Parowan Gap in Southwestern Utah is perhaps the most concentrated collection of ancient Native American petroglyphs in the west, with over 90 panels and 1500 figures. It is heavily visited and world famous for its many intriguing petroglyphs that until now have been an unsolved mystery. In 1993, noted archaeologist Garth Norman began the Parowan Gap Archaeology Project. His earth-shaking discoveries have challenged previously held ideas about the Fremont culture and way of life. Norman's breakthrough of how to read the code of the Gap rock art has enabled him to prove that the Fremont culture was far more sophisticated than was previously known and had distant trade contacts as far away as Mesoamerica. Among his most exciting discoveries is the sacred Mesoamerican calendar with in a Fremont lunar-solar calendar. Norman also discovered a massive world-class temple center and calendar observatory - and more! The book with its fascinating, cutting-edge study of the Parowan Gap is invaluable for anyone interested in North American archaeology.

Author Description

Bio 1 of 1: 'V. Garth Norman': Archaeologist/Epigrapher/Archaeoastonomer
V. Garth Norman has researched antiquities in Mesoamerica and Western North America for over 40 years. He began researching Utah rock art during archaeological surveys in 1977, after completing a 12-year pre-Mayan Izapa Sculpture study in southern Mexico for the New World Archaeological Foundation's Izapa Project in 1976. That work, along with his Astronomical Orientations of Izapa Sculpture thesis (1980), provided the foundation for exploring Utah rock art.

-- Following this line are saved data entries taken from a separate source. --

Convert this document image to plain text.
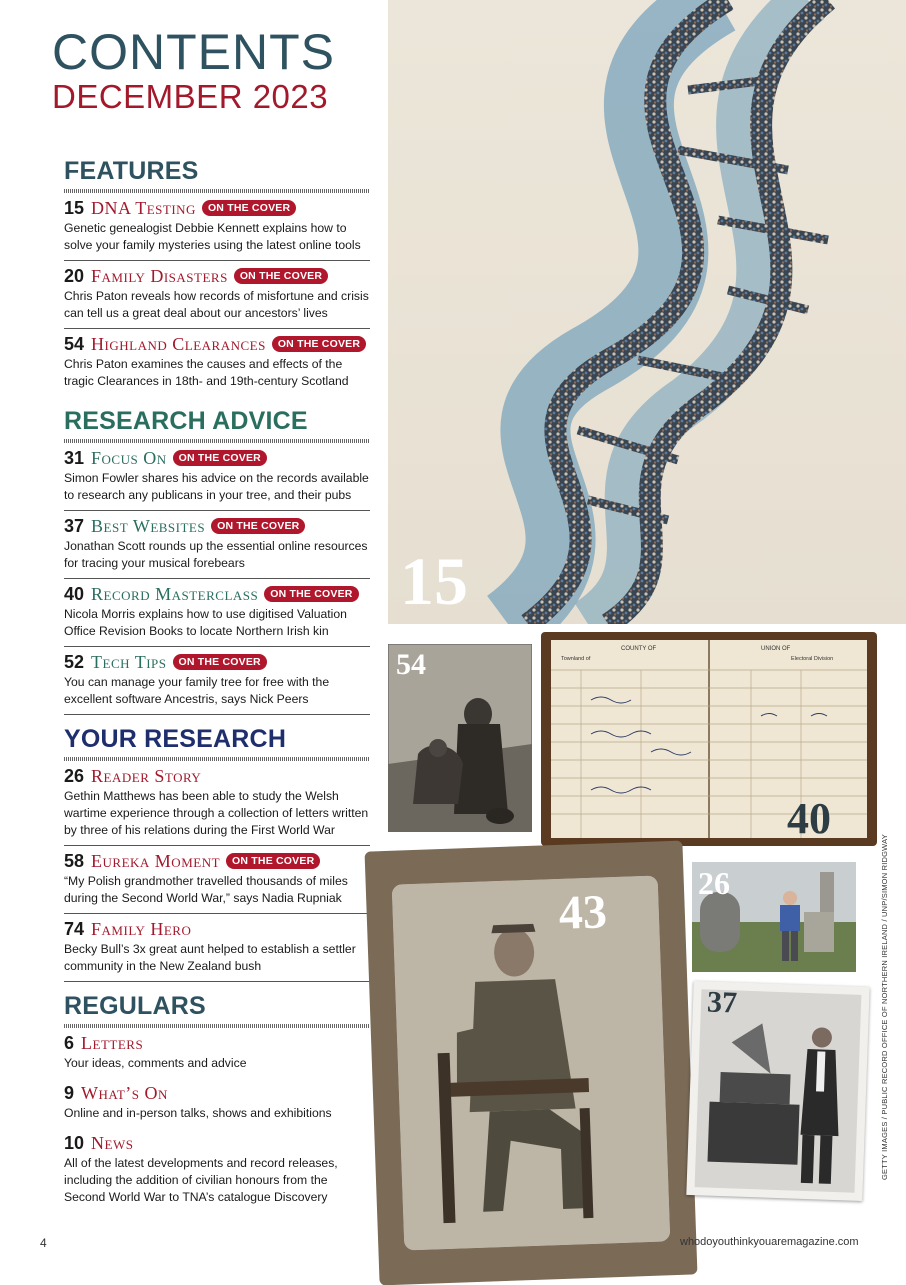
CONTENTS
DECEMBER 2023
FEATURES
15 DNA Testing	ON THE COVER
Genetic genealogist Debbie Kennett explains how to solve your family mysteries using the latest online tools
20 Family Disasters	ON THE COVER
Chris Paton reveals how records of misfortune and crisis can tell us a great deal about our ancestors’ lives
54 Highland Clearances	ON THE COVER
Chris Paton examines the causes and effects of the tragic Clearances in 18th- and 19th-century Scotland
RESEARCH ADVICE
31 Focus On	ON THE COVER
Simon Fowler shares his advice on the records available to research any publicans in your tree, and their pubs
37 Best Websites	ON THE COVER
Jonathan Scott rounds up the essential online resources for tracing your musical forebears
40 Record Masterclass	ON THE COVER
Nicola Morris explains how to use digitised Valuation Office Revision Books to locate Northern Irish kin
52 Tech Tips	ON THE COVER
You can manage your family tree for free with the excellent software Ancestris, says Nick Peers
YOUR RESEARCH
26 Reader Story
Gethin Matthews has been able to study the Welsh wartime experience through a collection of letters written by three of his relations during the First World War
58 Eureka Moment	ON THE COVER
“My Polish grandmother travelled thousands of miles during the Second World War,” says Nadia Rupniak
74 Family Hero
Becky Bull’s 3x great aunt helped to establish a settler community in the New Zealand bush
REGULARS
6 Letters
Your ideas, comments and advice
9 What’s On
Online and in-person talks, shows and exhibitions
10 News
All of the latest developments and record releases, including the addition of civilian honours from the Second World War to TNA’s catalogue Discovery
15
54	COUNTY OF	UNION OF
Townland of	Electoral Division
40
26
43
37
4	whodoyouthinkyouaremagazine.com
GETTY IMAGES / PUBLIC RECORD OFFICE OF NORTHERN IRELAND / UNP/SIMON RIDGWAY
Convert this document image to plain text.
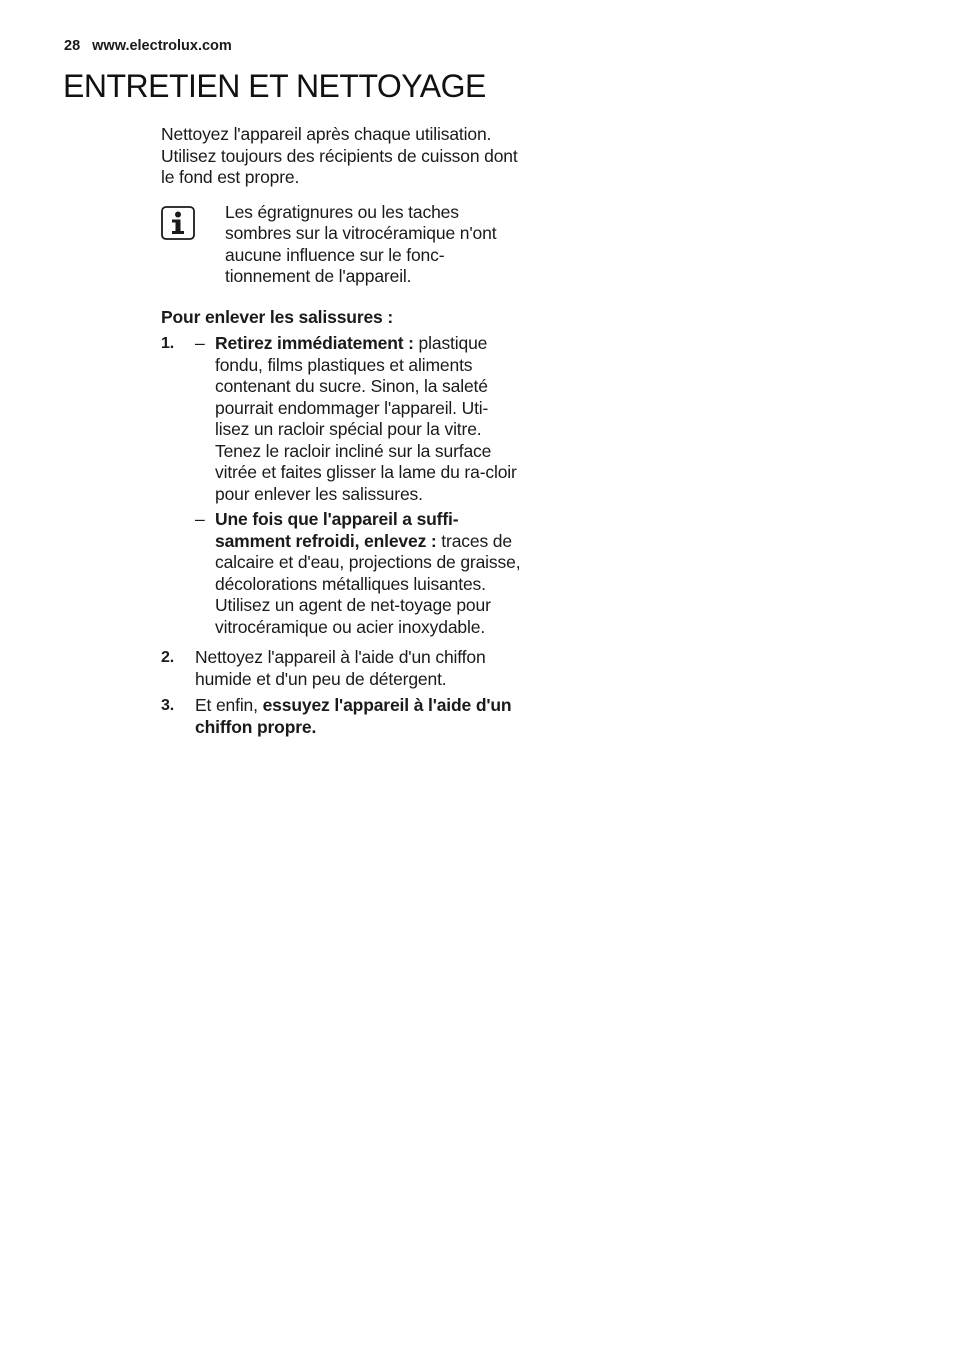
28 www.electrolux.com
ENTRETIEN ET NETTOYAGE

Nettoyez l'appareil après chaque utilisation. Utilisez toujours des récipients de cuisson dont le fond est propre.

Les égratignures ou les taches sombres sur la vitrocéramique n'ont aucune influence sur le fonc-tionnement de l'appareil.

Pour enlever les salissures :

1.	– Retirez immédiatement : plastique fondu, films plastiques et aliments contenant du sucre. Sinon, la saleté pourrait endommager l'appareil. Uti-lisez un racloir spécial pour la vitre. Tenez le racloir incliné sur la surface vitrée et faites glisser la lame du ra-cloir pour enlever les salissures.
– Une fois que l'appareil a suffi-samment refroidi, enlevez : traces de calcaire et d'eau, projections de graisse, décolorations métalliques luisantes. Utilisez un agent de net-toyage pour vitrocéramique ou acier inoxydable.
2.	Nettoyez l'appareil à l'aide d'un chiffon humide et d'un peu de détergent.
3.	Et enfin, essuyez l'appareil à l'aide d'un chiffon propre.
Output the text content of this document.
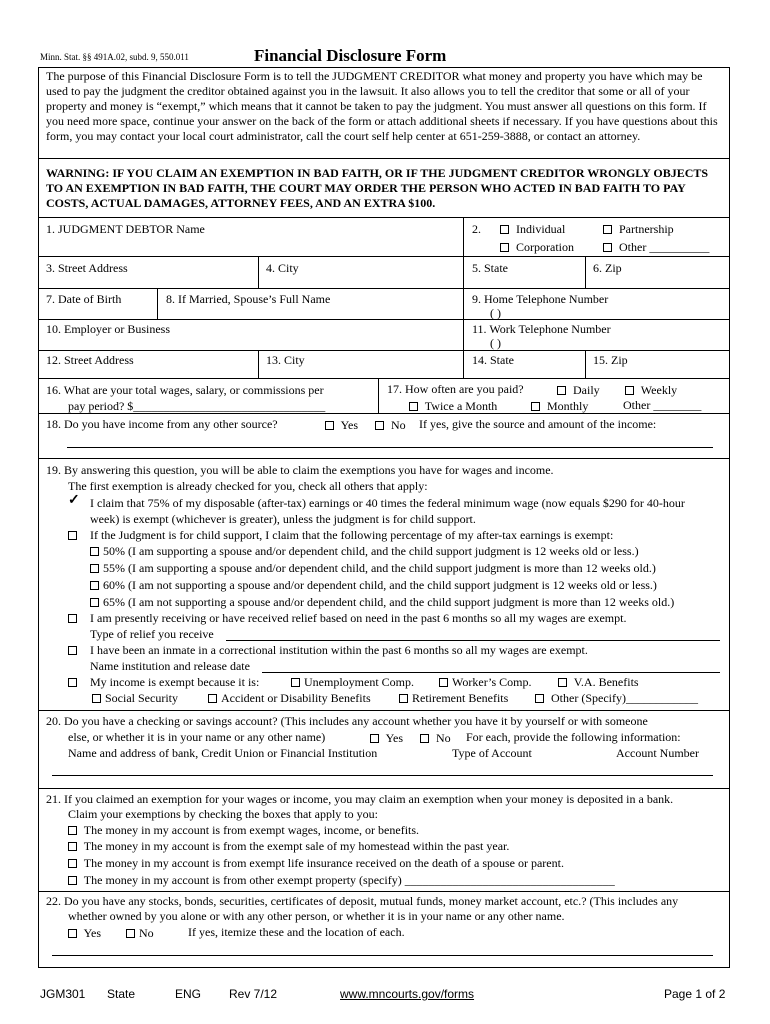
Minn. Stat. §§ 491A.02, subd. 9, 550.011	Financial Disclosure Form
The purpose of this Financial Disclosure Form is to tell the JUDGMENT CREDITOR what money and property you have which may be used to pay the judgment the creditor obtained against you in the lawsuit. It also allows you to tell the creditor that some or all of your property and money is “exempt,” which means that it cannot be taken to pay the judgment. You must answer all questions on this form. If you need more space, continue your answer on the back of the form or attach additional sheets if necessary. If you have questions about this form, you may contact your local court administrator, call the court self help center at 651-259-3888, or contact an attorney.
WARNING: IF YOU CLAIM AN EXEMPTION IN BAD FAITH, OR IF THE JUDGMENT CREDITOR WRONGLY OBJECTS TO AN EXEMPTION IN BAD FAITH, THE COURT MAY ORDER THE PERSON WHO ACTED IN BAD FAITH TO PAY COSTS, ACTUAL DAMAGES, ATTORNEY FEES, AND AN EXTRA $100.
1. JUDGMENT DEBTOR Name	2.	Individual	Partnership
Corporation	Other __________
3. Street Address	4. City	5. State	6. Zip
7. Date of Birth	8. If Married, Spouse’s Full Name	9. Home Telephone Number
( )
10. Employer or Business	11. Work Telephone Number
( )
12. Street Address	13. City	14. State	15. Zip
16. What are your total wages, salary, or commissions per
pay period? $________________________________
17. How often are you paid?	Daily	Weekly
Twice a Month	Monthly	Other ________
18. Do you have income from any other source?	Yes	No If yes, give the source and amount of the income:
19. By answering this question, you will be able to claim the exemptions you have for wages and income.
The first exemption is already checked for you, check all others that apply:
✓ I claim that 75% of my disposable (after-tax) earnings or 40 times the federal minimum wage (now equals $290 for 40-hour
week) is exempt (whichever is greater), unless the judgment is for child support.
If the Judgment is for child support, I claim that the following percentage of my after-tax earnings is exempt:
50% (I am supporting a spouse and/or dependent child, and the child support judgment is 12 weeks old or less.)
55% (I am supporting a spouse and/or dependent child, and the child support judgment is more than 12 weeks old.)
60% (I am not supporting a spouse and/or dependent child, and the child support judgment is 12 weeks old or less.)
65% (I am not supporting a spouse and/or dependent child, and the child support judgment is more than 12 weeks old.)
I am presently receiving or have received relief based on need in the past 6 months so all my wages are exempt.
Type of relief you receive
I have been an inmate in a correctional institution within the past 6 months so all my wages are exempt.
Name institution and release date
My income is exempt because it is:	Unemployment Comp.	Worker’s Comp.	V.A. Benefits
Social Security	Accident or Disability Benefits	Retirement Benefits	Other (Specify)____________
20. Do you have a checking or savings account? (This includes any account whether you have it by yourself or with someone
else, or whether it is in your name or any other name)	Yes	No For each, provide the following information:
Name and address of bank, Credit Union or Financial Institution	Type of Account	Account Number
21. If you claimed an exemption for your wages or income, you may claim an exemption when your money is deposited in a bank.
Claim your exemptions by checking the boxes that apply to you:
The money in my account is from exempt wages, income, or benefits.
The money in my account is from the exempt sale of my homestead within the past year.
The money in my account is from exempt life insurance received on the death of a spouse or parent.
The money in my account is from other exempt property (specify) ___________________________________
22. Do you have any stocks, bonds, securities, certificates of deposit, mutual funds, money market account, etc.? (This includes any
whether owned by you alone or with any other person, or whether it is in your name or any other name.
Yes	No	If yes, itemize these and the location of each.
JGM301 State	ENG Rev 7/12	www.mncourts.gov/forms	Page 1 of 2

Norman discovered the first sun-oriented and shadow-calendar petroglyphs in Utah at three sites in the Book Cliffs and Uintah Basin, and reported at the Great Basin Conference in 1980 ("Identifying Solstice and Equinox Petroglyphs in Northeastern Utah and Their Cultural Relations"). Norman introduced his rock art solar calendar research method the same year to the Utah Rock Art Research Association with positive results. He researched and documented numerous other calendar petroglyph and observatory promontory sites across the Colorado Plateau over the next decade before starting the Parowan Gap project in 1993.
Norman has Graduate Degrees in Ancient Studies and in ArchaeologyAnthropology from Brigham Young University. He has traveled and researched widely and participated in numerous professional archaeological symposiums in the USA, Canada, Mexico, and more."